There are many uses. Chop it up and use it for mulch around the base of the fruit trees. Throw it in a pond for baby fish to hide in. Make a brush pile, which is a safeguard for rabbits and game birds you can eat later. Burn it and add the ash to your garden. There are lots more uses, i will give others a chance to mention some of them. Let me just leave you with the idea that biochar is very useful for long-term soil fertility. Biochar worked miracles on some of my worst soil.
I feed off the one we get to the livestock. They treat it like a mineral block, and slowly work on stripping it of needles and bark. They greatly prefer fir to spruce, however we couldn’t find a nice fir tree under the power lines this year. Trees under the lines are already under a death sentence, so it’s only beneficial all the way around to use them.

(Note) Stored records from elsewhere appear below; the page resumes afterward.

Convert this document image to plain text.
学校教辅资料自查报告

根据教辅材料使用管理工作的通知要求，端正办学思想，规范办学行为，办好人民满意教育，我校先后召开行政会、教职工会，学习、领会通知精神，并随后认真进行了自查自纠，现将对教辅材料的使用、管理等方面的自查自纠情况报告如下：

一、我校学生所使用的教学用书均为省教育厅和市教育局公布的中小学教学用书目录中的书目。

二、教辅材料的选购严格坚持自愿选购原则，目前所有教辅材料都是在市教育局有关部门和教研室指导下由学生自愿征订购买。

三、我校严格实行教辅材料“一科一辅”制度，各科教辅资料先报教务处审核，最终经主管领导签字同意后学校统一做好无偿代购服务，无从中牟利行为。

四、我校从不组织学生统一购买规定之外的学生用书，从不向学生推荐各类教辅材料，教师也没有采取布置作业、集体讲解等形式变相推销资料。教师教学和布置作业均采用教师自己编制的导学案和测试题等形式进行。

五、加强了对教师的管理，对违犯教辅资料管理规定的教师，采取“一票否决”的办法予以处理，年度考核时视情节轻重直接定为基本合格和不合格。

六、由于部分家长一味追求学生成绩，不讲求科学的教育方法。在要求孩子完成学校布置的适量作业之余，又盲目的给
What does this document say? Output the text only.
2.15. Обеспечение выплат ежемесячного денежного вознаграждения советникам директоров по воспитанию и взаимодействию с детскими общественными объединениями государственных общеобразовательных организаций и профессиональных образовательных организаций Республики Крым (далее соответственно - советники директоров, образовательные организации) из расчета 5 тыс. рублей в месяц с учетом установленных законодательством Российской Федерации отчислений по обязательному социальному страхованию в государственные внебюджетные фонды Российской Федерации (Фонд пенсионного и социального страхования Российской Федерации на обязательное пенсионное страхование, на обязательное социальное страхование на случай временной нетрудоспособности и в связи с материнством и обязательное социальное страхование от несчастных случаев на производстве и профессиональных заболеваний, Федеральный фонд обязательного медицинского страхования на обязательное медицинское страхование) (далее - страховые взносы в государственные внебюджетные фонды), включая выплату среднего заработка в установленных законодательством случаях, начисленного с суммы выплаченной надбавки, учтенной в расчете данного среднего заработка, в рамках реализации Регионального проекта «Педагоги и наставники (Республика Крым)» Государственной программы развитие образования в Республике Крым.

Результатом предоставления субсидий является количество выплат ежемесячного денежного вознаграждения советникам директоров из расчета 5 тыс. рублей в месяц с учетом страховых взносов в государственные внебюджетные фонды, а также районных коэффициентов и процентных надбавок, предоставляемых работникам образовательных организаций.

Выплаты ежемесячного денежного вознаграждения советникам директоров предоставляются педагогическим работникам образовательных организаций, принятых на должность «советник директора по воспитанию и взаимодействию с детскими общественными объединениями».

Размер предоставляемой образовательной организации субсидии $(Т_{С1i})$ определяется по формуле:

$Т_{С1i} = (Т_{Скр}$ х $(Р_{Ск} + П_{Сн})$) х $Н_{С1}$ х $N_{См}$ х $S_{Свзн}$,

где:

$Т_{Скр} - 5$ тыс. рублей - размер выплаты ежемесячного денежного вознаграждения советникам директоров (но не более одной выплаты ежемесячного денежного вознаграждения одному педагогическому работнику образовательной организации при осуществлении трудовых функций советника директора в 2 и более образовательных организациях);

If you have a stocked pond, we used to throw ours in our pond at our old house for the fish to spawn in. I dont know why my husband doesnt throw ours in our new pond. I think he said there was already enough fallen trees and crap in the new one. You could also cut it up and use it for a hugelkultur raised bed. Sorry, just realized you mentioned specifically using around your fruit trees, which in that case Id also recommend the biochar
Of course the above only applies to natural real christmas trees. I do not recommend cutting up a fake plastic christmas tree to use as mulch!!!![]()
I have a wood chipper/shreader… that would make some nice mulch out of it.
For a slower process… break or cut it up into smaller pieces and compost it. Cover it with some dirt, compost, food scraps, grass clippings, leaves, etc… and it will eventually make some nice compost.
TNHunter
More time-consuming than most of the suggestions here, but if you’re willing to dig a pretty long, deep hole, you could bury the whole thing for hugelkultur. Maybe throw some spawn of edible mycorrhizal fungi (like wine cap mushrooms) on top. I’ve done this before with a dead Christmas tree, and I was happy with the results.
Second this. I put my cleared brush, pruned wood, and smaller cleared trees into a huge pile that gets chipped and spread every couple years. Just throw the xmas tree in with that stuff. I don’t have my own chipper, but there’s a local arborist who does it for a reasonable fee.